A methodology to include extreme hot and cold weather conditions and datasets, in addition to typical conditions, is proposed to future-proof HVAC system design against the impacts of climate change across the most populated global climates. It is not uncommon for the object language to be another high-level. The results show datasets with higher variability increase peak cooling demand up to 35% and unmet cooling hours up to 189%, a significant increase over a shorter timeframe than previously reported.

Two downscaling morphing methodologies were used to prepare future weather datasets for 2050. These are the people 21st Century C.A.R.E. Paying for airfare, not to mention hotel and food, is an overwhelming burden on the family budget. The specialist that can treat a woman’s rare form of cancer is thousands of miles away. A typical commercial office building was modelled in OpenStudio using Energy-Plus Weather (EPW) datasets using eight extreme weather scenarios constructed from historic weather data for each climate.
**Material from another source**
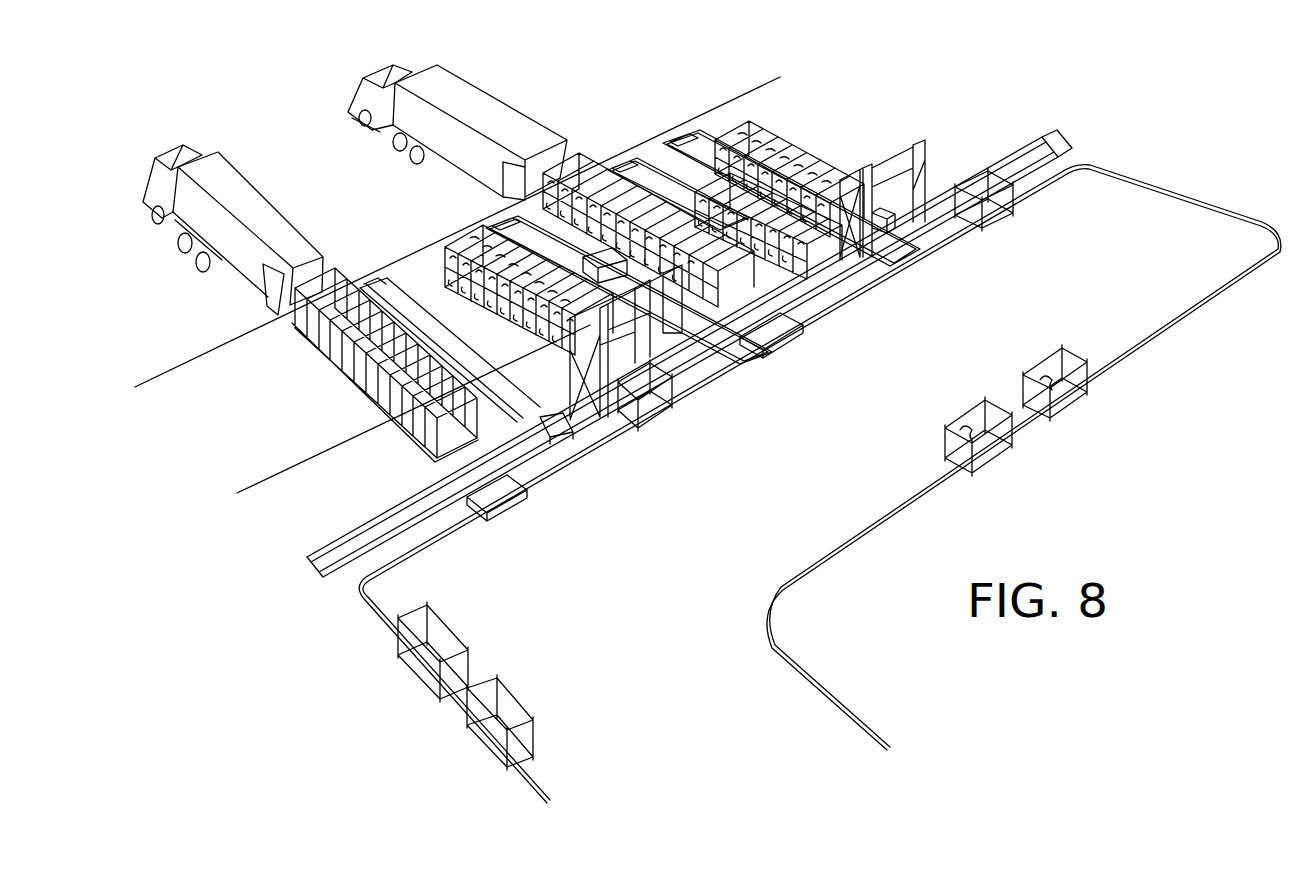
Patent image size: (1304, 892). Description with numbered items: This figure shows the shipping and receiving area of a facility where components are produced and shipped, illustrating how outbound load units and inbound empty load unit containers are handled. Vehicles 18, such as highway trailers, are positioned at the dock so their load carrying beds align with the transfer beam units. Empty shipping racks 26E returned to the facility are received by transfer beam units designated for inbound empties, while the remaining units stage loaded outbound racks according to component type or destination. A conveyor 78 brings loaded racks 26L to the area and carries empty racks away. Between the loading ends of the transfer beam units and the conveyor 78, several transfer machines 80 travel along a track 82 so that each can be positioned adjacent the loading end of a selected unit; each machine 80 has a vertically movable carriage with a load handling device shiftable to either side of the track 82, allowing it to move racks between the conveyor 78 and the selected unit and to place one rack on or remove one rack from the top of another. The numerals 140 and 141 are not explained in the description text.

Respite care is required, but their budget has no room for unplanned expenses. This study also aims to quantify the impact of climate change on energy use, peak demand, and thermal comfort for a typical commercial building in the four most-populated Köppen-Geiger climates. This study investigates the use of extreme weather datasets in HVAC building simulation to assess traditional HVAC system sizing methods under extreme conditions, as climate change will lead to more severe and frequent extreme weather events. Previous studies have found that climate change will increase annual cooling energy by 27–47% and peak cooling demand between 28 and 59% by 2070, but have not explored 2050 timeframes, extreme weather scenarios, nor examined thermal comfort beyond degree-day assessments. Designers of commercial building's heating, ventilation and air-conditioning (HVAC) systems use typical weather data adjusted with global climate models (known as “morphing”) to obtain data reflecting climate change.